Requiem der Hoffnung

Zwei Menschen, eine Frau und ein Mann: Zuerst verloren sie ihr Kind, dann sich, dann einander. Nach dem tödlichen Verkehrsunfalls ihres ­Sohnes folgt die Scheidung. Seit Jahren haben sie sich nicht mehr ge­sehen. Jetzt treffen sie sich in einer Friedhofshalle wieder: Der Boden des Friedhofs soll vergiftet sein, die Toten umgebettet werden – so auch ihr Sohn.

Es ist der erste Kontakt zwischen ihnen seit vielen Jahren. Und die Fragen von damals stehen immer noch im Raum. Tastend versuchen sie bei diesem Treffen ihre Geschichte, ihre Trauer, ihre Wut, ihre Hilflosigkeit zu verbalisieren, zu verstehen und zu verarbeiten.

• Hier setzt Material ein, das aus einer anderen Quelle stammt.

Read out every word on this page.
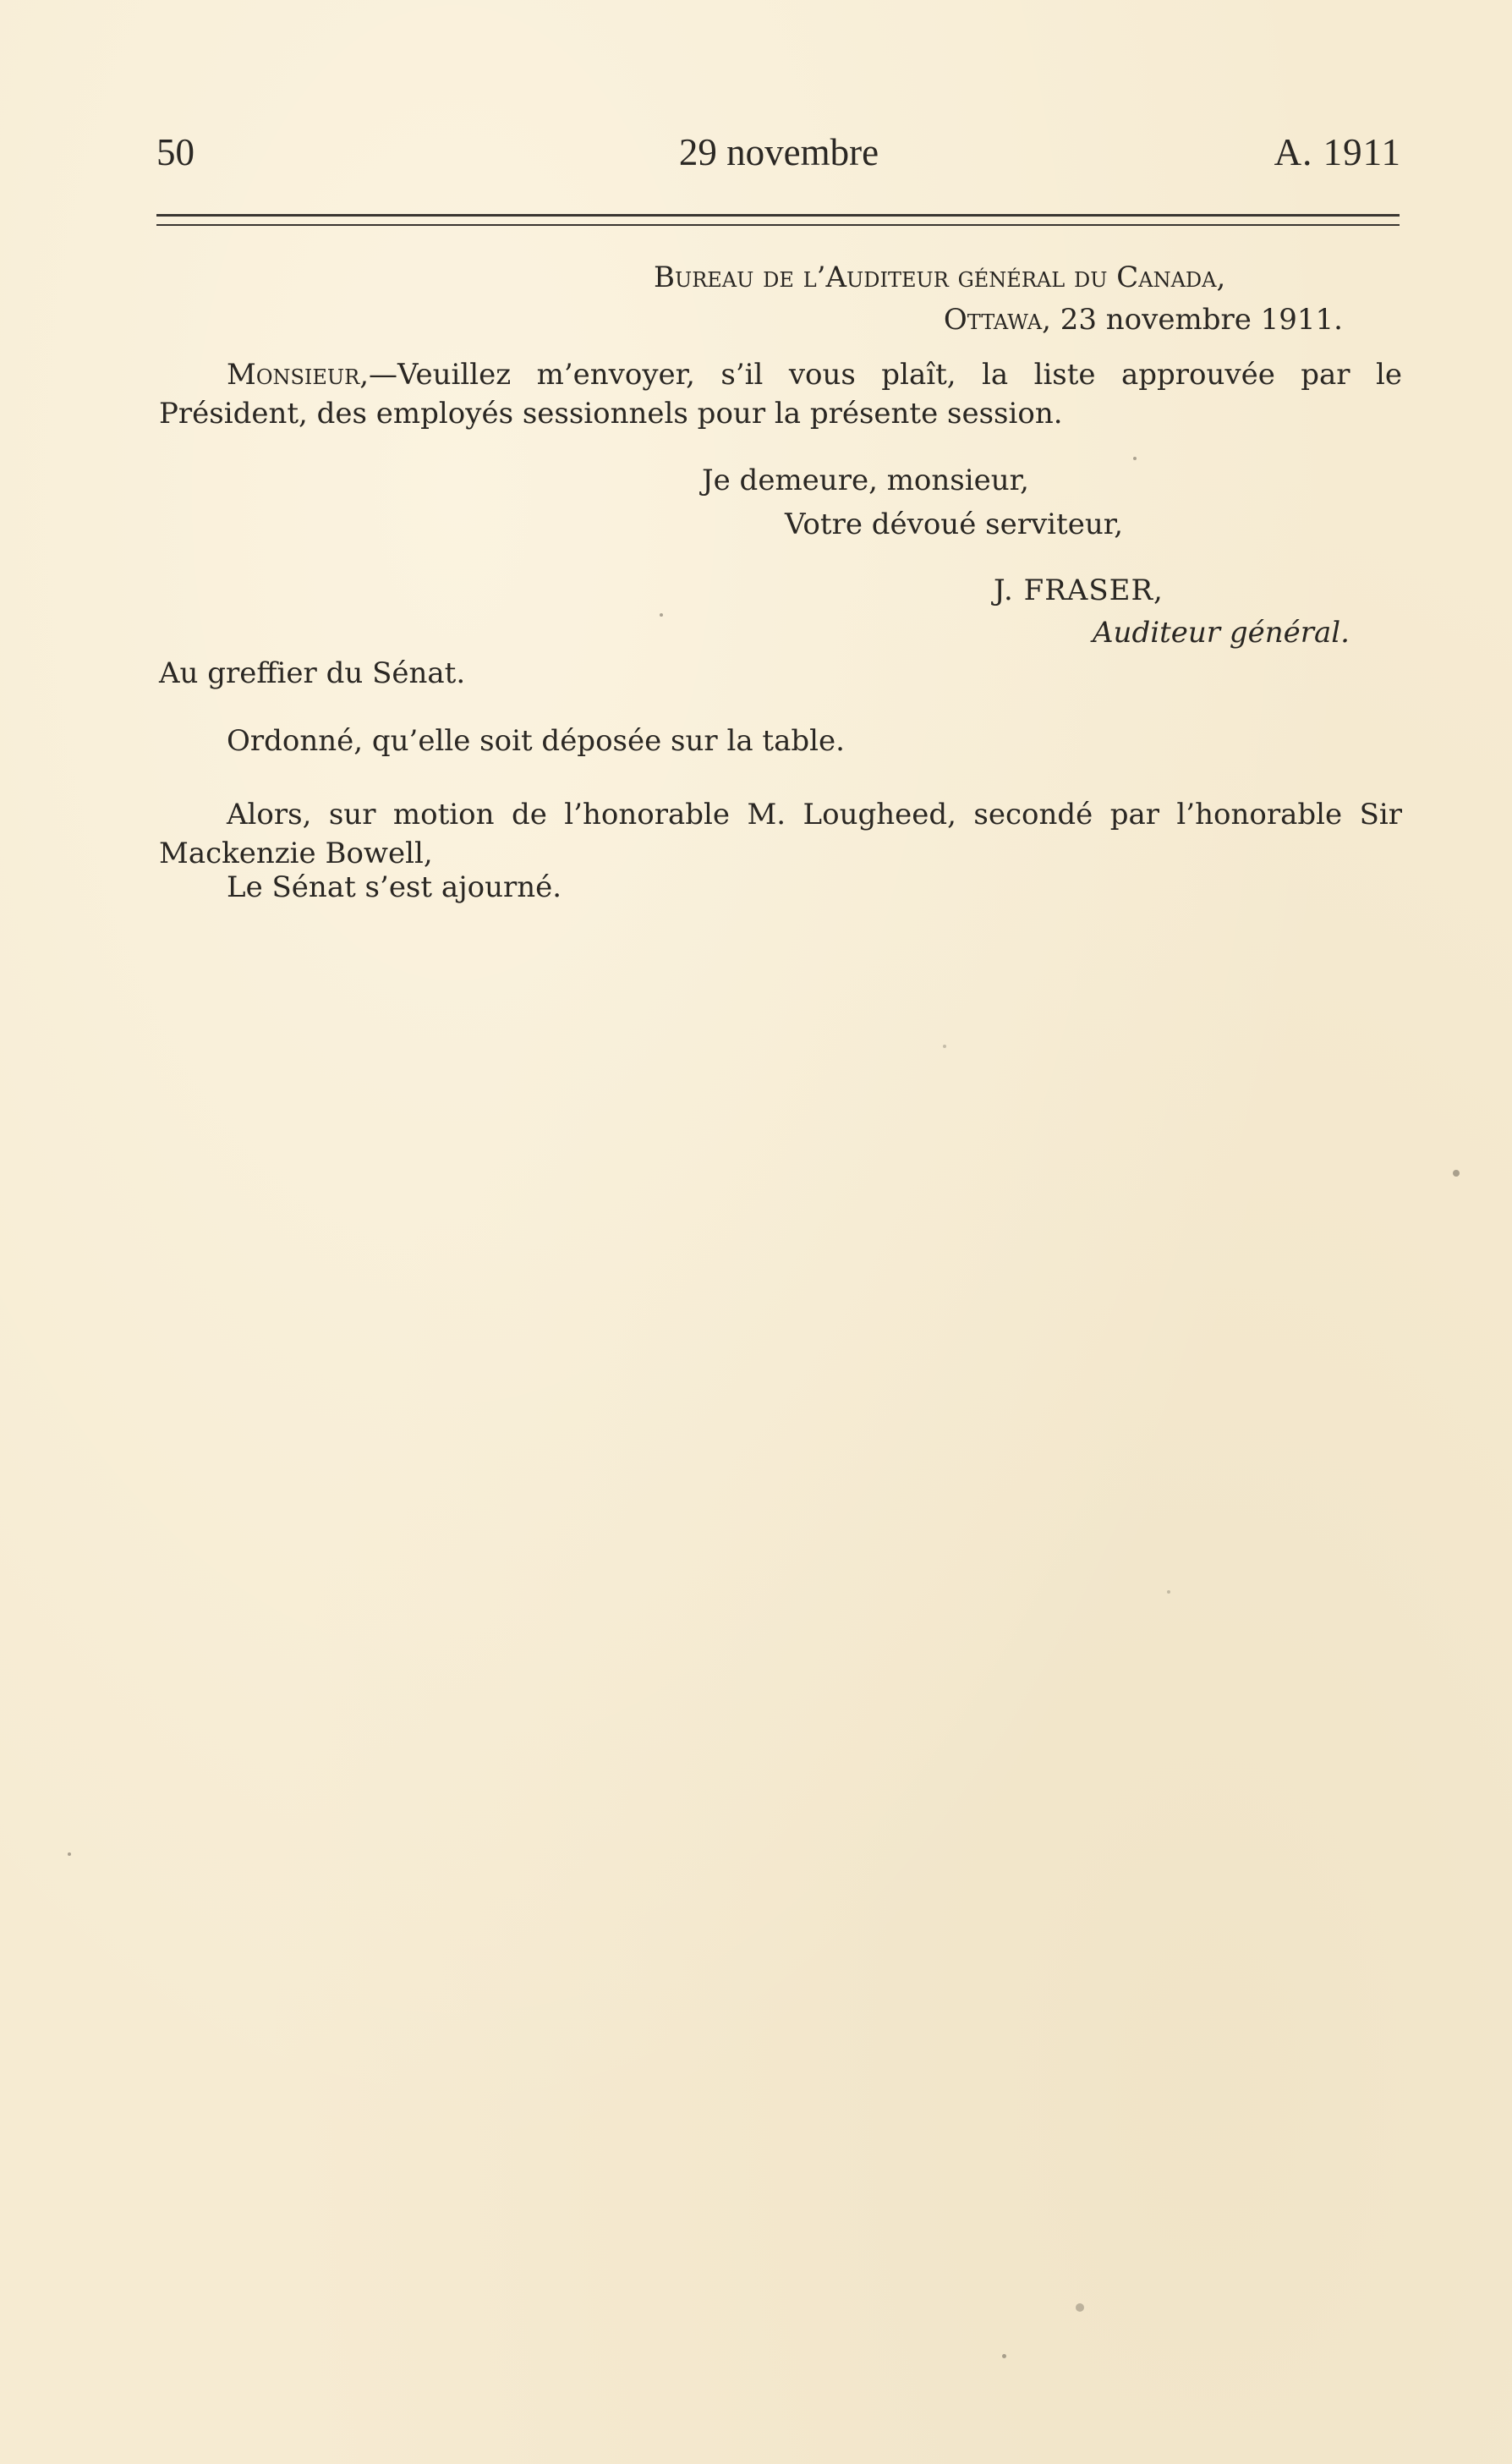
50	29 novembre	A. 1911
Bureau de l’Auditeur général du Canada,
Ottawa, 23 novembre 1911.
Monsieur,—Veuillez m’envoyer, s’il vous plaît, la liste approuvée par le Président, des employés sessionnels pour la présente session.
Je demeure, monsieur,
Votre dévoué serviteur,
J. FRASER,
Auditeur général.
Au greffier du Sénat.
Ordonné, qu’elle soit déposée sur la table.
Alors, sur motion de l’honorable M. Lougheed, secondé par l’honorable Sir Mackenzie Bowell,
Le Sénat s’est ajourné.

Dabei spielt im Kammerspiel von Lot Vekemans die Musik eine wichtige Rolle: Der Mann kann seine Trauer über den Tod vom kleinen Jakob verarbeiten, indem er ­einem Männerchor beitritt. Sein Schlüsselerlebnis ist dabei Leonard Bernsteins Lied « It must be so ». Dieses Lied hilft ihm, das Geschehene zu akzeptieren und wieder Ja zum Leben zu sagen. Ganz im Gegensatz zur Frau, die nach wie vor in ihrer Trauer gefangen ist, die auch nach Jahren noch keinen Schritt machen kann, ohne dass Jakob sie begleitet. Es scheint fast, dass sie sich in ihrem Leiden suhlt. In unserer Inszenierung versinnbildlichen wir dies durch Ausschnitte aus Mozarts ­Requiem, welches sich als Tohuwabohu im Kopf der Frau eingenistet hat, welches ihre Einsamkeit füllt, ohne dass es ihr bewusst wird.

Das Stück von der Niederländerin Lot Vekemans berührt. Es ist ein stilles Stück, welches in unserer lauten Zeit das Scheitern einer Beziehung nach einem traumatischen Ereignis stimmig thematisiert. Dabei ist es nicht einfach « dramatisch ernst », nein, nachdem die Panzerung einmal durchbrochen ist, entsteht durchaus auch Komik in den Dialogen der beiden. Es verwundert nicht, dass « Gift » seit seiner Uraufführung 2009 seinen Siegeszug durch die Theater weltweit angetreten hat. 2010 erhielt Lot Vekemans für ihr Stück den Taalunie Toneelschrijfprijs, den Preis für das beste aufgeführte Stück der vorangehenden Spielzeit in den Niederlanden. In der Jurybegründung heisst es unter anderem: « Mit ihrem wunderbaren Dialog über zwei Menschen (. . .) trifft Vekemans ­direkt ins Herz.»

Ein Requiem mit einer grossen Prise Hoffnung.